RE: Thermal Oxidizer Regulation Norm

If the inlet tail gas feed were not tied into the burner nozzle ( maybe it ties into some special tangential mixing nozzle in the radiant combustion chamber of the TO), this nozzle would also be anchored in some refractory brick ??

RE: Thermal Oxidizer Regulation Norm

(OP)

Quote (georgeverghese)

If the inlet tail gas feed were not tied into the burner nozzle ( maybe it ties into some special tangential mixing nozzle in the radiant combustion chamber of the TO), this nozzle would also be anchored in some refractory brick ??
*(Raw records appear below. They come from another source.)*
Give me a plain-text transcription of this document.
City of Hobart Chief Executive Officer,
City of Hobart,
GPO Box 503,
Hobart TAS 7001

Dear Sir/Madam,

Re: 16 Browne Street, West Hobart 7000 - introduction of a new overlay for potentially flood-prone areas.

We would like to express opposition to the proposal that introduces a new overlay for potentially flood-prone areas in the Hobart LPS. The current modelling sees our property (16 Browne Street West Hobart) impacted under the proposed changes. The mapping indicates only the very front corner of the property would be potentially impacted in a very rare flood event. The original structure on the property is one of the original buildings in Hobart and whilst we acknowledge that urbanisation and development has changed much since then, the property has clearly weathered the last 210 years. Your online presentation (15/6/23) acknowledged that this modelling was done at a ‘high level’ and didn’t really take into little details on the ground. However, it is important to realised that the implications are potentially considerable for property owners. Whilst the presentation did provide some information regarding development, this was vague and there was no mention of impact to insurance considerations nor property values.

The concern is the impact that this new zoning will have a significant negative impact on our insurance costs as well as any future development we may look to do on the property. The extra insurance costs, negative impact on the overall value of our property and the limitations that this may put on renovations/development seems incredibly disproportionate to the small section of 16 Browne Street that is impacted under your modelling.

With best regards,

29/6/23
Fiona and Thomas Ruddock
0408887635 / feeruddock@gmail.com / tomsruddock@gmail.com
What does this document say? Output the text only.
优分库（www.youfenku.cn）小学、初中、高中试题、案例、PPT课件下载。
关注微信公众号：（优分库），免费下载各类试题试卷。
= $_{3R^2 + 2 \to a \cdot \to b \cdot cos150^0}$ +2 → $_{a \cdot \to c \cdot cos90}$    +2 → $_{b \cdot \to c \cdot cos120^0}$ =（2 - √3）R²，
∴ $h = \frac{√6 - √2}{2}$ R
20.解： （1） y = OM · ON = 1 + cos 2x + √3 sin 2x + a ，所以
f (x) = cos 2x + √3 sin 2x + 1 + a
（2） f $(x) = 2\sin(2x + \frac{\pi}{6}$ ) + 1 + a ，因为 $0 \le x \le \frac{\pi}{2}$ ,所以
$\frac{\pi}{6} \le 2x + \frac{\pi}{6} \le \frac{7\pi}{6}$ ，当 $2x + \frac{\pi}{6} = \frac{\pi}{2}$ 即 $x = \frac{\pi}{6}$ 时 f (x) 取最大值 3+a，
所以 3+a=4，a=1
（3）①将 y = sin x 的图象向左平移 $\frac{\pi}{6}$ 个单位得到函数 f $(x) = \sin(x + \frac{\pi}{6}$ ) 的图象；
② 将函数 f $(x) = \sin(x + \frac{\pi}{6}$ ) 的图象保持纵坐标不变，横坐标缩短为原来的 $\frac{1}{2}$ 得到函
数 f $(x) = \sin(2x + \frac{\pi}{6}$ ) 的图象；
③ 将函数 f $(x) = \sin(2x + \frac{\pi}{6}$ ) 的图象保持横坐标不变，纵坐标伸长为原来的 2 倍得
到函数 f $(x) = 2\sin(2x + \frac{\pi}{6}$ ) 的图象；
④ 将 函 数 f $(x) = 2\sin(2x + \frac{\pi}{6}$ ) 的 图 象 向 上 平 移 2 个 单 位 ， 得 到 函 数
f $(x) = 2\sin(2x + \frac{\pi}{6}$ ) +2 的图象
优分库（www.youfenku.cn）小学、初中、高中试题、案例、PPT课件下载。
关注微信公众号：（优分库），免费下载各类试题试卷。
@georgeverghese well from what i can see in the plans, it doesn't seem like so, would you like me to share them with you in private?

EDIT: I've checked again and yes, it seems like it is anchored to refractory brick.
EDIT 2: It seems like, the tail gas pipe connects into another pipe, which is kind of a distribution system that the equipment has to then deliver the tail gas to each of it's 3 burners, then the 3 burners are connected to the shell as the main connection, but also have anchor points to refractory bricks. It also has a "sulphur pit vent connection" which is located in the shell, I checked and seems to be anchored as noted in Edit 1, but the main connection is with the shell tho.

RE: Thermal Oxidizer Regulation Norm

Ok that seems clear enough, so for these tail gas tie ins to these premix burners, surely the permissible loads on these burner nozzles partially buried in refractory would be low, given that, in addition, the shell wall is thin and probably has a design pressure close to atmospheric.

RE: Thermal Oxidizer Regulation Norm

(OP)

Quote (georgeverghese)

Ok that seems clear enough, so for these tail gas tie ins to these premix burners, surely the permissible loads on these burner nozzles partially buried in refractory would be low, given that, in addition, the shell wall is thin and probably has a design pressure close to atmospheric.

Yep it does look pretty thin and yeah its open to the atmosfere via a stack., so the piping where the tails gas tube is connected to the incinerator and then distributes the tails, should be modeled as part of the piping system and then have the burner nozzles checked in the interconnection with the body?

Is there a specific section of the norm in ASME VIII Div 1, that tackles problems like this? Since you mention that the loads are going to be lower than expected in a regular vessel.

RE: Thermal Oxidizer Regulation Norm

I would bet if you talk to Zeeco, the allowable load from piping is zero. Piping must be self supporting and must have an anchor point within 20 ft of the nozzle so absorb piping loads. Just my guess, I worked a short time for one of their competitors. I will end this by saying I am not an expert on this.